Kommentar von Jakob Steinschaden
Wenn Apple zur großen iPräsentation ansetzt, dann haben Onlinemedien drei Möglichkeiten, in Echtzeit von den neuen Gadgets zu berichten. Erstens: Sie zählen zu den auserkorenen Redaktionen, die nach San Francisco eingeladen werden. Zweitens: Sie verfolgen den Live-Stream des Events, machen Screenshots und tippen mit, was die Apple-Manager predigen. Drittens: So es keinen Live-Stream gibt oder er wie am vergangenen Dienstag abbricht, schreibt man bei Tech-Bloggern ab, die vor Ort sind und die Geschehnisse aufwendig in Bild, Wort und Kurzvideo festhalten.
Apple bietet neuerdings eine vierte Möglichkeit: Der traditionell verschlossene Milliardenkonzern übt sich plötzlich in Sachen Content Marketing.
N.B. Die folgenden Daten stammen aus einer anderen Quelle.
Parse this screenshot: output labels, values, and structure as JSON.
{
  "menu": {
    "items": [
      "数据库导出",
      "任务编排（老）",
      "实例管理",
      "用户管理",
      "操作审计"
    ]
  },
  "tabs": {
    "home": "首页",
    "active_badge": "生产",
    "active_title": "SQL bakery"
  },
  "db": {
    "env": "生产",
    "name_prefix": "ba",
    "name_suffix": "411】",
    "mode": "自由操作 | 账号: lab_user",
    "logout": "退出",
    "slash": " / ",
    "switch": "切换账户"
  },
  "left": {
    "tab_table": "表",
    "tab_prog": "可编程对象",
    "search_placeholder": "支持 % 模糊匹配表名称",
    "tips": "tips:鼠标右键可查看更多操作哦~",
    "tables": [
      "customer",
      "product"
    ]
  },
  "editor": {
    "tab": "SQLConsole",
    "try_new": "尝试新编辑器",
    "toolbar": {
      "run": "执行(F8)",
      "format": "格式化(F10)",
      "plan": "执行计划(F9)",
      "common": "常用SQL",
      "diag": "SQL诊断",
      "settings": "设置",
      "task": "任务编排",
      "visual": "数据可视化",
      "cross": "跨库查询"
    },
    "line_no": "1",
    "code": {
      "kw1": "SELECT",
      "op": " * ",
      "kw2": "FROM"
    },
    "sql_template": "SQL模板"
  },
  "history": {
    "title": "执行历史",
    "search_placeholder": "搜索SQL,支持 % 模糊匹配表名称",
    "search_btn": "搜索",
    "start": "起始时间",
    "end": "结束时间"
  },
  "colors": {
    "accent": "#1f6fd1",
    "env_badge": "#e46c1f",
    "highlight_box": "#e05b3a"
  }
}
Ein hauseigener Live-Blog bot Journalisten und anderen Interessierten Bilder, Videos und Statements der Firma in Form von Tweets an, um zeitnah erleben zu können, was Apple auf den Markt wirft. Die Inhalte konnten Internetnutzer in ihren Social Networks teilen. Damit hat sich Apple, auch nach dem Tod von Steve Jobs, ein auf Perfektion getrimmtes Kontrollfreak-Imperium, einen neuen Kommunikationskanal aufgemacht. Haben Medien weltweit ohnehin vieles brav abgeschrieben, was Apple predigte, wurden nun Infografiken zur Dicke, den technischen Spezifikationen oder den Preisen des iPhones im Social Web verteilt, ohne dass eine Redaktion die Information bearbeitet hätte.
Apple versucht, die Informationshoheit über seine Produkte, die durch Dutzende Leaks im Vorfeld unterminiert wurde, zumindest teilweise zurückzugewinnen. Wie weit Apple seine Content-Kontrolle ausdehnen kann, bleibt abzuwarten. Am 9. September jedenfalls hat es funktioniert.